I am currently in Mainz-Finthen Germany to visit family, but even more importantly, to celebrate my mother's 50th birthday.  Finthen is a village of approximately 14,000 people, a few km away from the provincial capital, Mainz.  On a bike excursion  with my grandfather today, I would realize just how provincial my ancestral homeland truly is. As we went along our usual route, my grandfather decided to  take a different path home and turned into a gated trailer park. Previously I had only biked passed the place and understood it as a vacation destination because of the lakes that the trailers are settled around.  However, I was astonished to find that these were in fact permanent homes that gave the impression of such overt distance to the outside world that I came to realize just how absurdly contrasted lives even in the western world can be.

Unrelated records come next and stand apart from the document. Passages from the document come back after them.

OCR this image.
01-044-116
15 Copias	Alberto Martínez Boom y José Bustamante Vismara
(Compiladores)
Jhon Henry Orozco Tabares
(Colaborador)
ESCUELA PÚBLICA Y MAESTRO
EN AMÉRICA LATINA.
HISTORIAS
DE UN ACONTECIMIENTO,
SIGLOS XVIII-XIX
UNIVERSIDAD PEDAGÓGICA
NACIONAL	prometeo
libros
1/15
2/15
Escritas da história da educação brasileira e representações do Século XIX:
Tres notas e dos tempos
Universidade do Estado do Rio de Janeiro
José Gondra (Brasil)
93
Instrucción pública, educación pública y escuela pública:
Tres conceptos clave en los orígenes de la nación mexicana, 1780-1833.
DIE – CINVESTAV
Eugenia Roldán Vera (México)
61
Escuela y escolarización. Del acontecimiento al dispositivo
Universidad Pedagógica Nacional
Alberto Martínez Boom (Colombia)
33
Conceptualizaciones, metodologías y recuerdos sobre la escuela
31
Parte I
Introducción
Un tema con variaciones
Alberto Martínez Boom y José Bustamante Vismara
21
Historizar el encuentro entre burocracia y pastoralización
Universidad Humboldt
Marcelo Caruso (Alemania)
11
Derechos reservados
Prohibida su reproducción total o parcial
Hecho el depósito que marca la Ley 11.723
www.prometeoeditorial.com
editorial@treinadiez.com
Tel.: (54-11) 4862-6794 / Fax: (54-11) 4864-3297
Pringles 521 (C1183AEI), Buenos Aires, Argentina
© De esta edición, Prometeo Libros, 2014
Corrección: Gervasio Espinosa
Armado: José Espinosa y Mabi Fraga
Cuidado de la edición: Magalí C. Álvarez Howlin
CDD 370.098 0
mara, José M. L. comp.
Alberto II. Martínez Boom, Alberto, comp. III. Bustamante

For the first time I saw flagpoles waving the German flag shamelessly. Flags are virtually nonexistent in the area where my granparents live.  German society is still largely unprepared to demonstrate their nationality openly.  Nevertheless, a sense of belonging in such a community seems to be the guiding purpose of its existence that fills a spiritual gap that their economic position may not fill. Nonetheless, perhaps even more vital to such a community than nationality, was the unquestionable allegiance to football clubs. Waving underneath, and on rare occasion even above the German flag, the banner of the household's team flew proudly.

I am evaluating an entire community simply from the brief encounter upon a bicycle and therefore all I say are mere presumptions. Yet despite my observations and the apparent economic condition, the atmosphere of the community felt content. It was clean, there was no evidence of graffiti or other vandalism, and on first glance the people seemed happy.  Perhaps this is because, above any other belonging, lies that for the community.  The community supports itself. I feel that people who live in such a secluded cove can find a much greater sense of contentment than anyone living in a city. The pace of life is slow and the people are friendly.  It is in fact reminiscent of a tribal society. They are of a greater clan (Germany), but their loyalty is always to their family and community. I feel that in such a society, cases of depression are far lower because the elements that create depression do not exist.  Some of the people living there might not even do so because of economic reasons but perhaps even spiritual reasons because they simply cannot follow with the world outside the trailer park gates. 

Saturday, June 1, 2013

Freedom

"Most people do not really want freedom, because freedom involves responsibility, and most people are frightened of responsibility"
-Sigmund Freud

With these words in mind I would like to discuss a few things about freedom and the potential conflicts I might have with my own long awaited liberation during my Gap Year.  In the grand scheme of things I will inevitably have to move away from my parents and become responsible over myself if I wish to live normally.   In my gap year and the ensuing years in university, I will largely live independent from my parents, and yet, I will still remain largely dependent on them financially until I find secure income.   In terms of financial freedom, 18 is hardly an age to look forward to.  But is that not a good thing, if we actually don't want to have responsibility as Freud states?  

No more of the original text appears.